Michael Rubino wants to bring a bit of Seattle's Pike Place Market to Pittsburgh's Strip District.
Mr. Rubino, whose family has been part of the Strip for nearly a century, wants to turn the neighborhood's iconic produce terminal into a "grand marketplace" filled with farmers, Amish vendors, businesses that specialize in closeout merchandise and local merchants looking to try something new or different.
"My dad loved the Strip. I love the Strip, and that's my interest in this project," he said.
The businessman heads up Rubino Partners, one of three developers to submit proposals to the Pittsburgh Urban Redevelopment Authority to redevelop the terminal.
In his first interview about his group's plans, Mr. Rubino said his goal is to turn the nearly vacant and decaying 1,533-foot-long warehouse, once the hub for produce wholesalers, into a state-of-the-art marketplace that would rival some of the best in the United States.
His proposal differs substantially from those of his competitors, who would convert the terminal largely for residential purposes. Mr. Rubino's plan does not include any housing.
"My opinion is that housing is a very vanilla use for a spectacular building," he said. "I think a marketplace can create so much more business for the city and the region."
Mr. Rubino sees his plan as an extension of the Strip itself. He said he has been in discussions with Strip merchants about the concept and that some are interested in being part of the marketplace -- not with their existing businesses but with new ones.
One, Larry Lagattuta, owner Enrico Biscotti on Penn Avenue, has signed a letter of intent with Mr. Rubino's group to make and sell wine and bread from the terminal. He said the building offers the "perfect scenario" for such a venture.
Mr. Rubino said current Strip merchants would receive "special priority" in obtaining space in the building.
"After all, they're the ones that made the Strip District the No. 1 tourist attraction in Pittsburgh, so they're very important to this project," he said.
Plans also call for the creation of a "farmers row" on the docks in the back of the building facing the Allegheny River. Farmers would be able to pull their trucks up to the docks and sell vegetables and fruits directly to consumers from there. There also would be space inside the marketplace for them.
But the cornerstone of the venture, Mr. Rubino said, would be the closeout vendors -- those that sell discontinued, overstocked, or end-of-season merchandise at greatly discounted prices.
Mr. Rubino himself is a wholesale distributor of such merchandise and once operated from the Strip before expanding and moving to McKeesport.
He said he has a letter of intent with Maine-based Marden's, which does more than $100 million a year in sales of closeouts, from furniture and housewares to health and beauty aids, to take space in the terminal.
"This is going to be a big part of our marketplace," he said. "This will introduce new vendors to the Pittsburgh area and new product categories to the Strip District."
Others that would be featured in the marketplace include Amish vendors as well as businesses just starting out or testing a new product or service. Such "incubator" ventures would be able rent 100 square feet of space a day for $50.

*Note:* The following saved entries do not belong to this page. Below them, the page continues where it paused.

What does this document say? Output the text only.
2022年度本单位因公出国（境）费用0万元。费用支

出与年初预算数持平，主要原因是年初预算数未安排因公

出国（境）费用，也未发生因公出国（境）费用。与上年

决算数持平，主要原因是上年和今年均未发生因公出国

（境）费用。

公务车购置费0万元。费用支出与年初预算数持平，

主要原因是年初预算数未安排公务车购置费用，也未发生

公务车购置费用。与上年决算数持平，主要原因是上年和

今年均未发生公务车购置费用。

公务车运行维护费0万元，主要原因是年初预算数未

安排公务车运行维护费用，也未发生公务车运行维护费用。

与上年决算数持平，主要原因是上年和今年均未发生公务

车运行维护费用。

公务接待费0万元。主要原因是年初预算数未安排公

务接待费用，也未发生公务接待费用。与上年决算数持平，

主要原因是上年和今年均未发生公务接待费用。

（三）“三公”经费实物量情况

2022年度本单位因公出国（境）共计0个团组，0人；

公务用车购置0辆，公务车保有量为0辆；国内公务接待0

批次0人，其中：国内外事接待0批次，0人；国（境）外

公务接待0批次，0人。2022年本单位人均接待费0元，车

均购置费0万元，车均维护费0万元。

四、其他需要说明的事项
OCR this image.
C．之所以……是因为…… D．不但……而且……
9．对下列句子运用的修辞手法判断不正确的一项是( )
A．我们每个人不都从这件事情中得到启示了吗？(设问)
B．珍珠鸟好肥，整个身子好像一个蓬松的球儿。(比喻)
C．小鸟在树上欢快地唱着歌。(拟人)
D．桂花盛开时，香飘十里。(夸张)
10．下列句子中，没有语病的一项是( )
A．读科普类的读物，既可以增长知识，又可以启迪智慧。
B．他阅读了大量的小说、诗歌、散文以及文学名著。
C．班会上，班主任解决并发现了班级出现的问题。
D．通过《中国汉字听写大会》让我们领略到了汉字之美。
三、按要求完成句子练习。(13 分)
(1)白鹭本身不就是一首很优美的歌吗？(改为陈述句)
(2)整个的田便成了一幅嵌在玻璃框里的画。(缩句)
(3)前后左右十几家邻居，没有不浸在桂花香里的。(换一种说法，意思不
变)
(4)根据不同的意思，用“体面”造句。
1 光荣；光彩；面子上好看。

The marketplace also would include at least four sit-down restaurants.
Overall, the plan would total about $19 million and would be financed largely through private money and tax credits. Mr. Rubino said his intent is to lease the building from the Pittsburgh Urban Redevelopment Authority rather than buy it at the asking price of at least $2.5 million.
Mr. Rubino said his plan would complement the Buncher Co.'s proposed $450 million Riverfront Landing residential and office development to be built around the terminal.
"Our plan doesn't duplicate the Buncher plan. It doesn't compete with the Buncher plan. It's an asset to the Buncher plan," he said.
Like the other two developers bidding for the building, Mr. Rubino would keep the entire terminal and its roof intact. The rehabbed building, designed by architect Rob Pfaffmann, part of Rubino Partners, would feature a portal for vehicles and pedestrians at 17th Street to connect to the river. There also would be portals, or "entrance lobbies," at 18th and 20th streets for pedestrians but not vehicles.
Rubino Partners is competing against the Ferchill Group of Cleveland, which is proposing to convert the terminal into 209 apartments with a produce market at the west end, and Chicago-based McCaffery Interests, which wants to turn the building into residential units and life-work lofts.
The URA requested proposals from developers after Buncher gave Mayor Bill Peduto six months to talk to others about redeveloping the Strip landmark.
Buncher, which has an option to buy the terminal from the URA for $1.8 million, has its own plans to rehab the structure at a cost of more than $20 million. But it ran into trouble when it proposed demolishing the western third of the terminal to extend 17th Street to the river, a plan opposed by Mr. Peduto and many preservationists.
The URA, with the help of Fourth Economy Consulting, is reviewing the proposals from Rubino, Ferchill and McCaffery.